Artaud, le terrible Antonin Artaud

Mort avouée, mort à moitié pardonnée.

Artaud, le terrible Antonin Artaud a pratiqué, de son être (je ne dis pas de son vivant), de cet infini négatif, pis qu'une fêlure (Artaud-pis-que fêlé, fendu), un trou vaste et tentant, une brèche dans laquelle il convient, mais qui le peut? de ne pas/plus s'engager, une béance qui n'est autre que la tombe - géniale - de l'écrit, du corps et de tous leurs composés : tout passe par Artaud, et nous en sortons chiés et grandis, excréés plus grands que ce que l'on pourra jamais rêver devenir, caca misérable, caca d'Artaud, caca caca, et nous devons nous en sortir, nous en extirper, du très-noble caca d'Artaud, Artaud, le terrible Antonin Artaud qui a creusé la tombe, si tentante, géniale, où l'on précipite, à raison (et c'est le problème : comment faire autrement?), un cadavre, celui des "lettres pures". Or, quoi de plus pur que l'ordure?

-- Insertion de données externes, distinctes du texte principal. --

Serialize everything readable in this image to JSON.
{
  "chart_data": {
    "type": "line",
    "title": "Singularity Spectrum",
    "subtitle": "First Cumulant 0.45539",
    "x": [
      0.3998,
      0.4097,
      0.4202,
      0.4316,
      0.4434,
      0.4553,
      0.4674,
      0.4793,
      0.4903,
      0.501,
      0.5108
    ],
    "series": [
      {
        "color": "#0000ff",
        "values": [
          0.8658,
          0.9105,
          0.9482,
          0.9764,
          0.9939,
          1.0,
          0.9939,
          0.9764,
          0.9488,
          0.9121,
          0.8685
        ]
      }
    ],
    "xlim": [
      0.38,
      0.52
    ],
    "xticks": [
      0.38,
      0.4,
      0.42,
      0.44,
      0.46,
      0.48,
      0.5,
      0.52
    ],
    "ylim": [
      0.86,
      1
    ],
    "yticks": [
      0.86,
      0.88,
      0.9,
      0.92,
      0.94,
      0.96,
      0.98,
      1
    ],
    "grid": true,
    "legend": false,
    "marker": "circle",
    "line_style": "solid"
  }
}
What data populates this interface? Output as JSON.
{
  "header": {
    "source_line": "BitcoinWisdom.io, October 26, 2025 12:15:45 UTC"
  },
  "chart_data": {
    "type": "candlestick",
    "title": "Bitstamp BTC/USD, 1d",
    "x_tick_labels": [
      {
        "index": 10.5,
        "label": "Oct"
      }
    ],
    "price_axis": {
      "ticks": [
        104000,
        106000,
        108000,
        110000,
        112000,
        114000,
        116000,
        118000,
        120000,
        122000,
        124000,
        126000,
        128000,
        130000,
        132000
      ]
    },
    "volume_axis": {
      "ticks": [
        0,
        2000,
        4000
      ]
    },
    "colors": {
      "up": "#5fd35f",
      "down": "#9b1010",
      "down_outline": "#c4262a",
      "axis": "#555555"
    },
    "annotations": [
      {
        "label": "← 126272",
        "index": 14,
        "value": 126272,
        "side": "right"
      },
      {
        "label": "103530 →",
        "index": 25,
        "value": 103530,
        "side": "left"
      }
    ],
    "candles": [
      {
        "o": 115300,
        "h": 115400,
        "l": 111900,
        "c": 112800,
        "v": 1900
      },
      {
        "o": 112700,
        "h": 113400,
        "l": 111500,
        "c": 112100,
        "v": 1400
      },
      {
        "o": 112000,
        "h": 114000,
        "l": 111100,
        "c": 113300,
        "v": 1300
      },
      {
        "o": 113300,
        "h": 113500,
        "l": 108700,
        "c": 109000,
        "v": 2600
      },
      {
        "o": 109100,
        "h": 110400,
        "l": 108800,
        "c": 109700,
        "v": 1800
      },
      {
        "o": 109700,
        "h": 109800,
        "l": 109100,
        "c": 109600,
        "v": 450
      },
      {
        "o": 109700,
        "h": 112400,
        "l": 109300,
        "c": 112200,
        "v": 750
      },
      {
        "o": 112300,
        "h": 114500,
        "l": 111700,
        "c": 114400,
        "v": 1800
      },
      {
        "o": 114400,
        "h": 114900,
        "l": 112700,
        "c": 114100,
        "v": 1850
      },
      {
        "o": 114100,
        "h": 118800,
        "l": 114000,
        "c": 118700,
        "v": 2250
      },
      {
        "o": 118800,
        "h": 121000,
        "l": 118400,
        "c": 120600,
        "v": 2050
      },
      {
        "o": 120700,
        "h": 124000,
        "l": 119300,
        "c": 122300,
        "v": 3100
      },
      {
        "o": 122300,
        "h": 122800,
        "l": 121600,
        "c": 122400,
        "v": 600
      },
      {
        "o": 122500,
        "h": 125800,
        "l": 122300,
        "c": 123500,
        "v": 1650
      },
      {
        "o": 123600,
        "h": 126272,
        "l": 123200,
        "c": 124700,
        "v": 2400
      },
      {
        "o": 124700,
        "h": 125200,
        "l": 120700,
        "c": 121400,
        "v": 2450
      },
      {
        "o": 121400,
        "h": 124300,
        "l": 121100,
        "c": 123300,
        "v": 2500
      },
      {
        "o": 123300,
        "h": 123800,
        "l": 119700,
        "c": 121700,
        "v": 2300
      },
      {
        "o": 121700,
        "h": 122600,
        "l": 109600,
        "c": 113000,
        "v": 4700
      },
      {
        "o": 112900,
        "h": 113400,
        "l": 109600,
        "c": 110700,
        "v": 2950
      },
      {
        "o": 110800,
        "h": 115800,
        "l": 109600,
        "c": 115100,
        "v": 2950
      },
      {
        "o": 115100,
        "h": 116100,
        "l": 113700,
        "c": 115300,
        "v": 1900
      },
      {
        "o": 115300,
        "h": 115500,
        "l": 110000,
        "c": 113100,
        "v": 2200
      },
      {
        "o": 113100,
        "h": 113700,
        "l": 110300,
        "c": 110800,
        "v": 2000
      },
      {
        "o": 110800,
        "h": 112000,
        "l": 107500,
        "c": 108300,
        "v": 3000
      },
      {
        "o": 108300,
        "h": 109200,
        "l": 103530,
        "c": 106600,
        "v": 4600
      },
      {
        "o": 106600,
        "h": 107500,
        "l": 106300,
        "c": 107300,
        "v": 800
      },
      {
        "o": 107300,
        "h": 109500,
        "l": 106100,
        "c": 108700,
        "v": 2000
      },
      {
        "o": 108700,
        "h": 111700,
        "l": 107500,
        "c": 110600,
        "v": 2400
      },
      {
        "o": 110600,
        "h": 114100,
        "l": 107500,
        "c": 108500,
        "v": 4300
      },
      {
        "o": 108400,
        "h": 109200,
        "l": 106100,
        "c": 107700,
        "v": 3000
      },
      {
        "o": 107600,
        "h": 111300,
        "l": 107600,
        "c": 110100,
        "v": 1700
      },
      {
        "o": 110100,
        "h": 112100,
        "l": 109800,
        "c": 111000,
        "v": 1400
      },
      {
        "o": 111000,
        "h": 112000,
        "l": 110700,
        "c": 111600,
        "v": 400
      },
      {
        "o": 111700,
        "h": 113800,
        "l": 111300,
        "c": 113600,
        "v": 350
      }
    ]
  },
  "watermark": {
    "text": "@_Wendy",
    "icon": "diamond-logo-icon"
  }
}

Je parle du terrible Antonin Artaud, car voici qu'il revient - poupée macabre que l'on agite bien bourgeoisement. Il revient sur le devant de la scène, avec une expopo à la BNF, et tout le tralala mercantile, éditorial qui s'ensuit. Oh! il n'y a pas que du très mauvais qui se publie sur Artaud, le terrible Antonin Artaud. Mais on en fait quand même tout une foutue montagne. A qui cela profite-t-il? Je m'en fous. Je ne fais que constater, Votre Honneur.

- Et que constatez-vous?

- Je constate que la tombe - géniale, je l'ai dit - creusée par Artaud, le terrible Antonin Artaud est bien profonde. Il nous l'a mise, sa tombe, bien profond, en plein dans l'âme, il l'a creusée, et la creuse encore. Déjà le sol, tant ça creuse, se dérobe sous nos pieds. Nous n'aurons bientôt plus que les couvercles de nos cercueils auxquels nous retenir.